Sergej Ejzenstejn ebbe negli anni Venti un’idea audace: trarre un film dal Capitale di Karl Marx. Era una sfida: dimostrare che il linguaggio del cinema, ancora soltanto visivo, fosse in grado di esprimere concetti filosofici. Ejzenstejn non riuscì a trovare finanziamenti per il film, né negli Stati Uniti, né successivamente nell’Unione Sovietica di Stalin. Un regista tedesco, pochi anni fa, ha ripreso in mano quel vecchio progetto, ma, da quanto mi risulta, senza riuscire a condurlo in porto.
L’idea era ambiziosa e originale, e in mano a un regista di genio come Ejzenstejn avrebbe forse dato buoni frutti. E tuttavia l’insuccesso è significativo. Il cinema può descrivere molto bene tanti aspetti dell’esperienza umana, ma per quanto riguarda la filosofia, la parola - la semplice parola - è probabilmente uno strumento di espressione insostituibile, più duttile e più efficace.
Il tema che ha voluto affrontare David Cronenberg, con il suo ultimo film, A dangerous method, non è altrettanto arduo, ma è certo, per il cinema, assai difficile. Ha voluto raccontare non soltanto la storia d’amore tra lo psicanalista Carl Gustav Jung e una sua paziente, Sabina Spielrein. Ma anche la disputa che contrappose Jung a Freud. Si è servito dell’opera teatrale di Cristopher Hampton, autore anche della sceneggiatura del film, che ha attinto alle lettere che si scambiarono i due psicanalisti; e che ha tentato un’onesta opera di divulgazione.

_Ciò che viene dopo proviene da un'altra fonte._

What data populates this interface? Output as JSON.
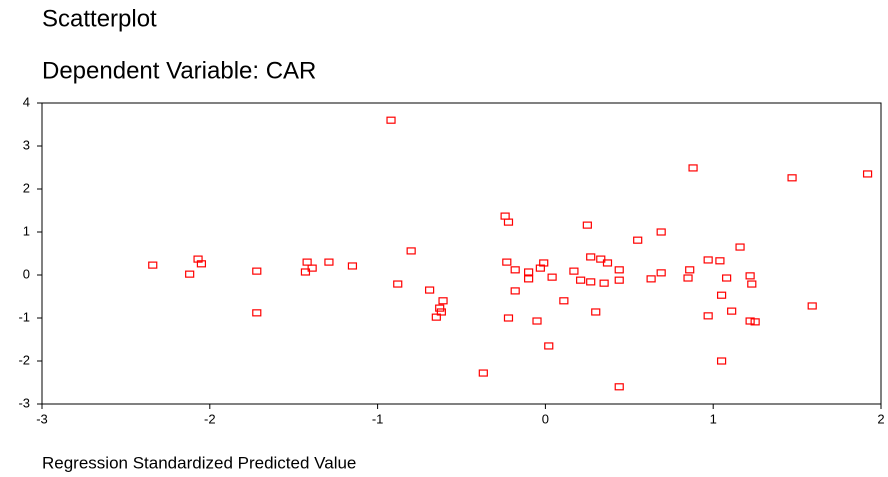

Ora, poiché nella storia si contrappongono due personaggi – anzi tre, perché anche Sabina Spielrein entra a un certo punto in conflitto con Jung – la vicenda sembra prestarsi bene a essere trattata da un dramma. Però se la disputa tra Freud e Jung sfocia in un conflitto personale, ha origine in una contrapposizione tra due teorie, o tra due linee di ricerca psicanalitica. E sarà che un film ha una durata limitata; sarà che, nelle sue forme tradizionali - che Cronenberg rispetta – un film non sopporta un carico eccessivo di parole a scapito delle immagini; fatto sta che la sceneggiatura semplifica eccessivamente le argomentazioni dei due contendenti. Viene fuori un Freud tetragono alle innovazioni di Jung, un po’ per ragioni di realpolitik – teme che possano screditare la nascente psicanalisi - un po’ perché Jung non è ebreo. E così è dogmaticamente deciso a spiegare i disturbi della psiche sempre e soltanto con il sesso.
D’altro lato le tentazioni mistiche di Jung hanno qualcosa di superstizioso e di maniacale. Il che è riduttivo nei confronti di entrambi; e soprattutto non corrisponde alle intenzioni degli autori, se nelle didascalie finali del film, si dice che Jung diventerà “il più grande psicologo del mondo” (il che – a me che non sono uno specialista – suona come un’ulteriore semplificazione).
Intendiamoci: Cronenberg è un regista di talento, particolarmente maturato nei suoi ultimi film. E le sue qualità si dimostrano anche stavolta. Basti considerare le fini descrizioni dei luoghi e dei personaggi, della clinica dove lavora Jung.
Ma ecco: Michal Fassbender – che interpreta Jung – e Viggo Mortensen – che è Freud – sono due ottimi attori. Però le loro stesse fisionomie non evocano per nulla due fini intellettuali come Jung e Freud (più convincente semmai è la Knightley nel ruolo di Sabina Spielrein).
E poi: prima Freud e poi Jung sono stati due pionieri nel campo della psicanalisi (nel film, Freud afferma: “Ho messo il piede su una terra sconosciuta”). Ma nel caso di Jung, il fascino e lo sgomento di fronte all’ignoto che sono del pioniere, vengono stranamente trasferiti dal campo della ricerca scientifica, alla vita privata. Cosicché quando cede alla seduzione della sua paziente (masochista, d’accordo: ma per uno psichiatra il masochismo non dovrebbe essere un’assoluta novità) risulta sconvolto, incredulo di sé, preda di furiose contraddizioni, come il più sprovveduto degli uomini. Tanto che viene da commentare, banalmente: “Medico, cura te stesso”.